« Djibouti-espace de réflexion et d’échange » ou « DERE » a organisé samedi dernier au palais du peuple une conférence-débat animée par deux éminentes personnalités de la culture djiboutienne, en l’occurrence Mme Aicha Mohamed Robleh et Dr. Ali Moussa Iyeh, devant un public très nombreux issu de divers horizons, parmi lesquels des étudiants et des professeurs de l’université de Djibouti.
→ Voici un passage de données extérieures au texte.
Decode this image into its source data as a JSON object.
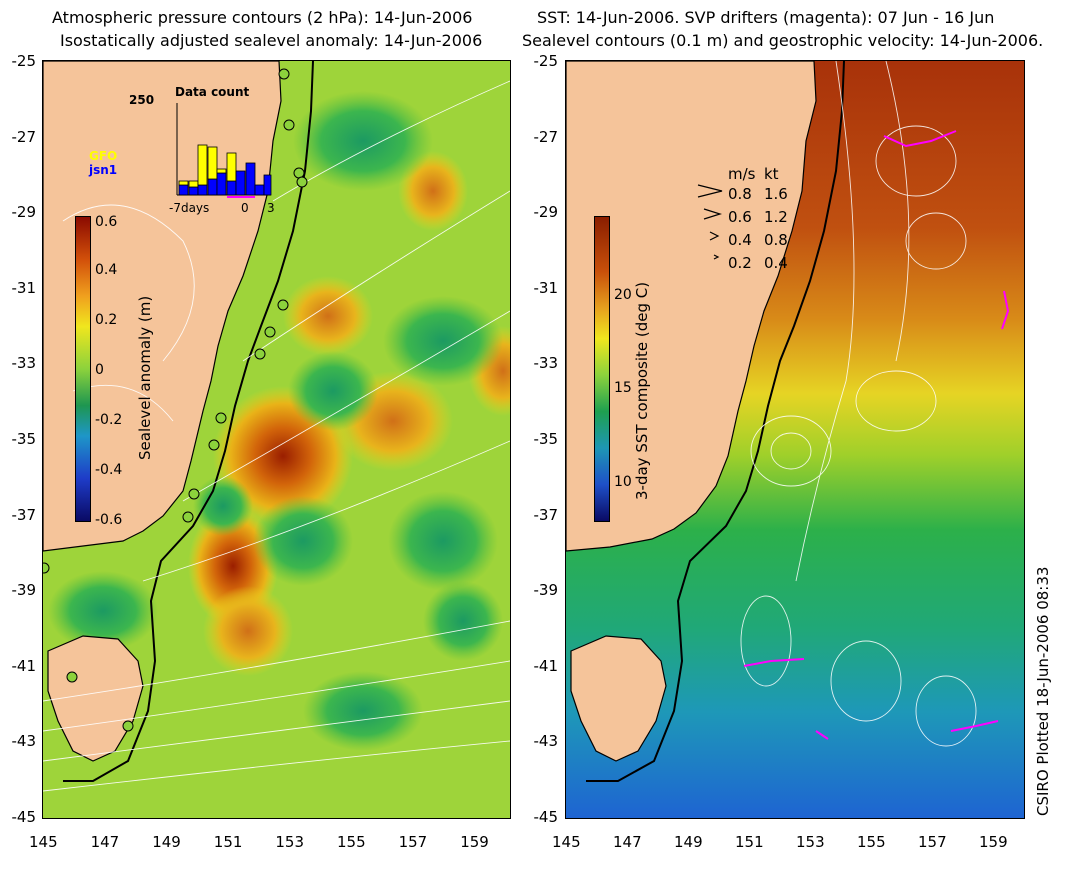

Aicha Mohamed Robleh, ancienne parlementaire et ministre, à la fois dramaturge et réalisatrice de films, actuellement conseillère du ministre de la communication, a présenté un exposé sur « la place de la culture dans la société ». Quant à Ali Moussa Iyeh, docteur en sciences politiques, ancien chercheur à l’ISERT, ex-journaliste de « La Nation » puis directeur de la presse audiovisuelle de Djibouti, actuellement chef de la section histoire et mémoire pour le dialogue à l’UNESCO a abordé le thème portant sur les « savoirs endogènes et modernité africaine ».

Intervenant en premier, Aicha Mohamed Robleh a tout d’abord présenté les différentes connotations du terme « culture » avant de rappeler les fonctions que celle-ci assume au sein d’une société, en soulignant notamment que la culture représente avant tout l’identité d’un peuple et qu’elle sert entre autres à divertir, à éduquer, à instruire, à rappeler le passé mais aussi à faire évoluer une société vers le progrès. Elle a par ailleurs précisé que « la culture d’un peuple n’est pas quelque chose de figé mais qu’elle évolue et doit nécessairement évoluer grâce aux contacts avec d’autres peuples ».

Répondant ensuite avec beaucoup de perspicacité aux questions des participants qui ont suivi son exposé, l’érudit de la culture djiboutienne n’a pas manqué d’exalter le public par son talent de narratrice et surtout son sens humoristique avec des récits et des anecdotes illustrant la vie quotidienne des Djiboutiens. De son côté, Ali Moussa Iyeh, qui a défini les « savoirs endogènes » comme étant des savoirs et des connaissances issus des traditions ancestrales, citant comme exemples « XEER ISSA » chez les Issas, « QAADA » chez les afars et « GADA » chez les Oromos, a souligné que ces patrimoines culturels qui régissaient le mode de vie de ces peuples présentent des valeurs incontestables et méritent par conséquent d’être valorisés. Dr Ali Moussa a ensuite démontré combien l’Afrique, qui regorge d’une culture riche et variée, serait gagnante en exploitant dans beaucoup de domaines ces savoirs endogènes dont l’utilité est avérée, au lieu de se cantonner dans des pratiques héritées de la colonisation. Dans la perspective de procéder à cet exercice qu’il appelle « décolonisation culturelle », celui-ci a préconisé de passer par quatre phases, qui sont la phase de la collecte des données, celle de leur sélection en fonction de leurs utilités, celle d’opérationnalisation et enfin celle d’institutionnalisation qui consiste à exploiter ces savoirs dans les domaines divers tels que l’éducation, la médecine, l’agriculture, etc. Comme pour Aicha Robleh, l’exposé du Dr Ali Moussa a débouché sur un large débat très enrichissant qui a permis de conscientiser le public sur le fait que la culture endogène constitue un socle sur lequel se construit la modernité.

Bref, comme chacun s’y attendait, cette conférence-débat s’est avérée très instructive. Bien entendu, le mérite revient à DERE qui, espérons-le, saura perpétuer des événements culturels de ce genre afin de favoriser l’enrichissement culturel de nos compatriotes.